The price of gold is rising — more in dollars than in euros, due to the depreciation of the US currency — as is that of bitcoin. Equities, too, are on the rise: the S&P 500 has already wiped out the losses associated with the tariffs mini-crisis. This in itself is a little odd, as gold and equities generally move in opposite directions. In times of growth, investors logically turn to equities, and when fears arise, to gold. Sovereign bonds are in trouble overall — as evidenced by the rise in yields — with US debt in the lead (read “Bessent's Crazy Gamble”), while real estate stagnates or declines, in the United States and in Europe.
How should we interpret these trends? Debt is in bad shape, especially its premium component, US Federal debt, due to Trump's budget deficit, which is becoming increasingly difficult to finance — we've talked about it. And real estate is a debt market — most acquisitions are made on credit — which suffers when rates rise. So, instead of arbitraging between various investments according to economic and financial data, we are witnessing the beginnings of a flight (but not yet a panic) from the bond market towards what has intrinsic value.
The sums involved are colossal: we now think in terms of trillions of dollars (US debt = $36 trillion). When capital movements are triggered, their power is earth-shattering.

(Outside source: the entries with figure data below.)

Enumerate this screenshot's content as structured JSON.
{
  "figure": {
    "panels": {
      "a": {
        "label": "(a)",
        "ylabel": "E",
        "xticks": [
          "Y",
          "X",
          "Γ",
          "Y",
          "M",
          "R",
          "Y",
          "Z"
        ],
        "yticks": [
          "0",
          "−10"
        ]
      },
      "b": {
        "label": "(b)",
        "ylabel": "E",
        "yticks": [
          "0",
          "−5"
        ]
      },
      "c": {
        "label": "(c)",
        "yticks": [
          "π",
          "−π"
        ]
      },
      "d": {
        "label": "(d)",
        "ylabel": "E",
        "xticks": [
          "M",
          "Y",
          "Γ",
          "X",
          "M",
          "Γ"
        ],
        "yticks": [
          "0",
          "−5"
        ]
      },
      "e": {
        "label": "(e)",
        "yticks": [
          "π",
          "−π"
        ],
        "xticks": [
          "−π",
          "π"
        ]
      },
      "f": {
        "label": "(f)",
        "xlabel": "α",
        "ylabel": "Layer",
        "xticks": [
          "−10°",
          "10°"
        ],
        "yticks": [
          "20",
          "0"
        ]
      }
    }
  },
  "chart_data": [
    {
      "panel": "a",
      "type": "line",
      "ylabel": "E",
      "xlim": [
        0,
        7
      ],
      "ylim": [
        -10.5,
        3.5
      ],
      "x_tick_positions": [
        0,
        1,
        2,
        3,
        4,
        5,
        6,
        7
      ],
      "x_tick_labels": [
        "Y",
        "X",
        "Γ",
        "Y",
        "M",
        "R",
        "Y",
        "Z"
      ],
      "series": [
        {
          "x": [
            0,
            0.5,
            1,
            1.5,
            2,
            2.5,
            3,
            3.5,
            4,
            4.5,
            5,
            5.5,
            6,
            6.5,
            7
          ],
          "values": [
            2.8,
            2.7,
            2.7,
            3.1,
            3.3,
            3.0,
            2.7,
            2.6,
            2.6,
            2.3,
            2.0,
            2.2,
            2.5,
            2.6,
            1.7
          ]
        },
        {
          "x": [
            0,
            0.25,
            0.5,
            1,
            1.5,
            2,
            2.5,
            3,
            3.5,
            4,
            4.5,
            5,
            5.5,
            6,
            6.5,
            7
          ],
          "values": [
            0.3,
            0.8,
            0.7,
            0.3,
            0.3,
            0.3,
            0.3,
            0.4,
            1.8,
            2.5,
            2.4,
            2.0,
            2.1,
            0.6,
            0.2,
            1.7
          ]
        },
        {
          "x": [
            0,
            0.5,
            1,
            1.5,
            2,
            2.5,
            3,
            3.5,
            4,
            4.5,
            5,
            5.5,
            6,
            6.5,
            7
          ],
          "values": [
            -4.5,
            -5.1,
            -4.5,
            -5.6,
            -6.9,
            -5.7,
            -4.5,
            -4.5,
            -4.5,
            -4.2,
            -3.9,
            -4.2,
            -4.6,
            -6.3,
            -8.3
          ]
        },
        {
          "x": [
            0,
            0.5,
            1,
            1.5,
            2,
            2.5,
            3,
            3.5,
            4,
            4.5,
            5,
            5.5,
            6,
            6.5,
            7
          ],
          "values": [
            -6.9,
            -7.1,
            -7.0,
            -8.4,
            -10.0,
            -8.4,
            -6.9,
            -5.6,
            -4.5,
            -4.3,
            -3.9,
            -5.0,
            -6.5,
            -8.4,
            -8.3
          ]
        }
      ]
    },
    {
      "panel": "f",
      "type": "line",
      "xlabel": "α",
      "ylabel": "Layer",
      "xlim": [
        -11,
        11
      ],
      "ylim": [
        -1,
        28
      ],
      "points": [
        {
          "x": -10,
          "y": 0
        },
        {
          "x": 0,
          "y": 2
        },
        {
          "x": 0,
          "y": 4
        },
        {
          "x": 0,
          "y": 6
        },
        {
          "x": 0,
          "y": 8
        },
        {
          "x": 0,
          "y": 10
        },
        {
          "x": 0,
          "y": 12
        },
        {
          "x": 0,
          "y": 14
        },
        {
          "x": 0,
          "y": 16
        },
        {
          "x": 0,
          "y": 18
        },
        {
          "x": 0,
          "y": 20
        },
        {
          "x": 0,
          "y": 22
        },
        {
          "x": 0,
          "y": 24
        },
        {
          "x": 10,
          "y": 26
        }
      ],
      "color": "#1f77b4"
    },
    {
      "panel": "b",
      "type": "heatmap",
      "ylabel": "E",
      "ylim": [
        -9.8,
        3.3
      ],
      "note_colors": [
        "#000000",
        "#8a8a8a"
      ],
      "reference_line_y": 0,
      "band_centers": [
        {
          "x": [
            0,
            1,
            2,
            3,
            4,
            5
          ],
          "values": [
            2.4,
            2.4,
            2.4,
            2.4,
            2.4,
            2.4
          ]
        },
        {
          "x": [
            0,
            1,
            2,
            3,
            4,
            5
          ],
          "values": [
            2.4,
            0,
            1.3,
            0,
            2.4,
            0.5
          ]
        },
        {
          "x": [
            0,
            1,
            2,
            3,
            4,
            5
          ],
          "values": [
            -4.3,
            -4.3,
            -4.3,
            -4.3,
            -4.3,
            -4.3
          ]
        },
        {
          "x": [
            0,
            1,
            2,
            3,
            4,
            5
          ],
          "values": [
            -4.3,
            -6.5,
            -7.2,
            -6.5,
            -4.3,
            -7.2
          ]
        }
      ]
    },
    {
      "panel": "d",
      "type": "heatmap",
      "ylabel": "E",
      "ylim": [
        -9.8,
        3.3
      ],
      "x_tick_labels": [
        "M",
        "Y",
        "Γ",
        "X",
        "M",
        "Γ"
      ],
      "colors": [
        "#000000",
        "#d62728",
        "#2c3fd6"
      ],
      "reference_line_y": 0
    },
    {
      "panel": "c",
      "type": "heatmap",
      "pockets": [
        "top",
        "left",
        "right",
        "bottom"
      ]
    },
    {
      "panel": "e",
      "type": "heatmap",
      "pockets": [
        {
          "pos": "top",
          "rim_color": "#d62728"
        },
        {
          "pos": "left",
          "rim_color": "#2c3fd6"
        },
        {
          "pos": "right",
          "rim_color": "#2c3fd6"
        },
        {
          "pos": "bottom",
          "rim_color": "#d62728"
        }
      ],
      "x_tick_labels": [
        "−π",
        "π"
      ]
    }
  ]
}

For the time being, transfers remain measured, but the points of departure and arrival are clearly visible.
In the world of crypto-assets, one term has gained some notoriety: flippening. It appeared in 2017 to describe the possibility of ether (ETH) one day overtaking bitcoin (BTC) in capitalization. Today, it's no longer talked about, as the gap is so wide and continues to widen. Some bitcoiners have taken up the term flippening to designate the moment when bitcoin will overtake gold in total value. But with a current ratio of 1:10, this prospect is still a long way off.
On the other hand, I would like to popularize a new flippening: when gold ($23 trillion for 216 000 tons in total in the world) will overtake the US federal debt ($36 trillion), to become the world's leading asset (the first homogeneous asset, real estate or the stock market designating a multitude of different assets). We're almost there!
Can you imagine the global upheaval such a tipping point would provoke? It could well happen sooner than we think, in a handful of years at most... Let's go for gold flippening on US debt!